U.S. Dec/Jan Temperatures 3rd Coldest in 30 Years

February 3rd, 2014 by Roy W. Spencer, Ph. D.

NOAA image of minimum temps on Jan. 6, 2014.

NOAA image of minimum temps on Jan. 6, 2014.

Yes, Virginia, it really has been a cold winter.

The winter months of December 2013 and January 2014 averaged over the contiguous 48 United States were the 3rd coldest Dec/Jan in the last 30 years.

The analysis is based upon ~350 NOAA/NWS stations that measure temperatures every 6 hours (or more frequently), many located at airports. This is different from the official NOAA temperature product (update not yet available), which is based upon daily max/min temperatures measured at 1,000+ co-op stations.
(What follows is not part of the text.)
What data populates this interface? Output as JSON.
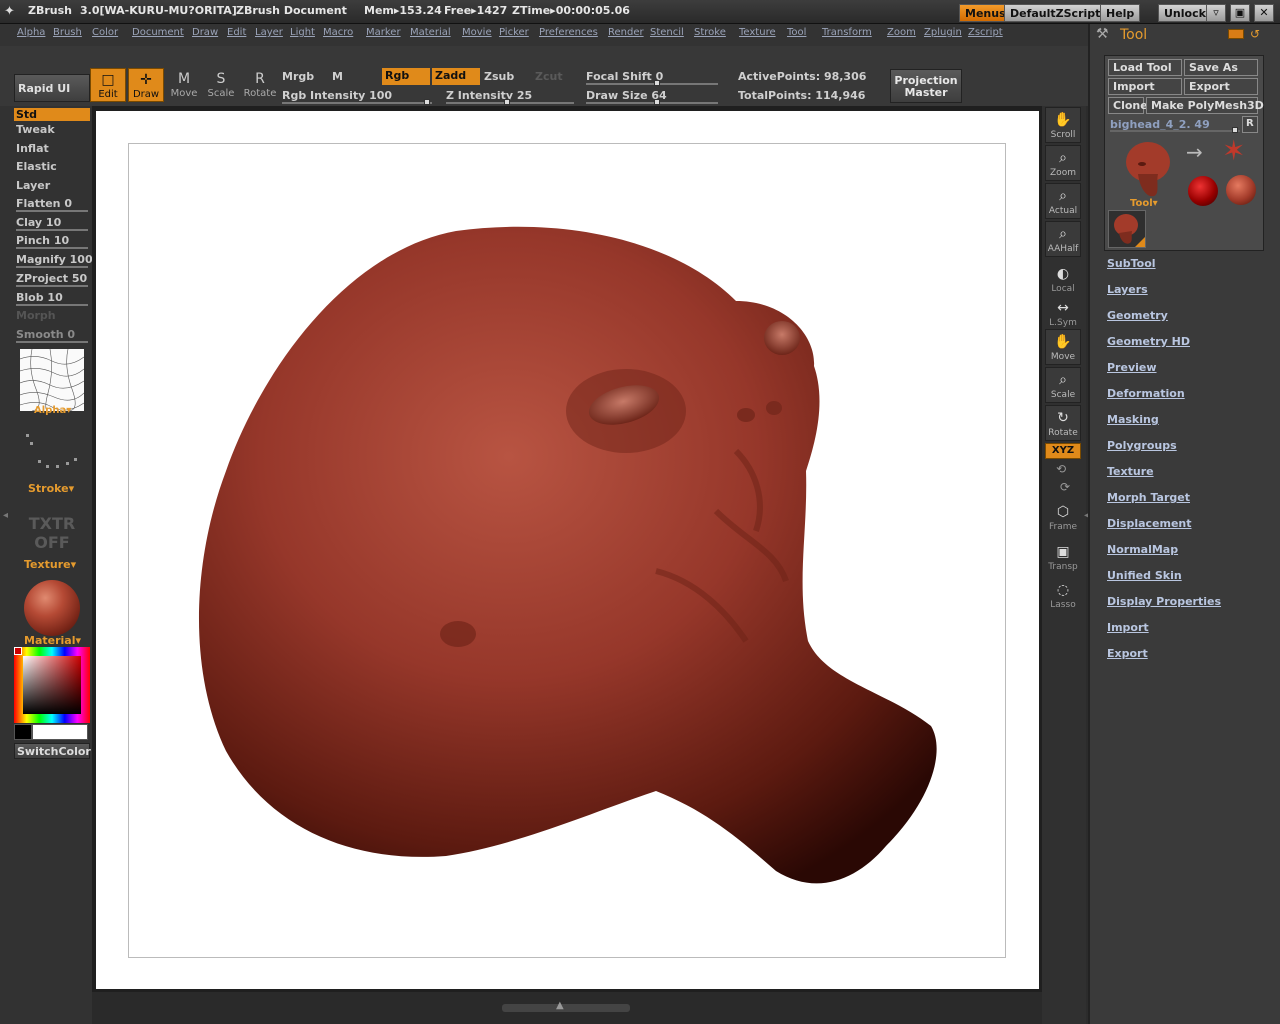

Those stations have had large adjustments made due to (among other things) changing time of observation (TOBS) over the years.

Here’s a plot of the Dec/Jan averages for the last 41 years (click for large version):

An interesting feature is that 5 of the last 7 years have been below the 41-year average, which has happened only one other time in the 41-year period.

The data I use are adjusted for average spurious urban heat island (UHI) warming that increases with population density around the thermometer site. That relationship is shown at the end of this article. The analysis starts in only 1973 since that is the first year with a large amount of quality-controlled 6-hourly temperature data archived at NOAA.

So, does the cold winter disprove global warming theory? No more than an unusually warm winter proves the theory. It’s just what we used to call “weather”.

UPDATE: John Christy has been running NOAA’s USHCN station data, and with a couple days still missing from the end of January, it looks like the official data will have Dec/Jan (’13/’14) as the 4th (rather than 3rd) coldest in the last 30 years.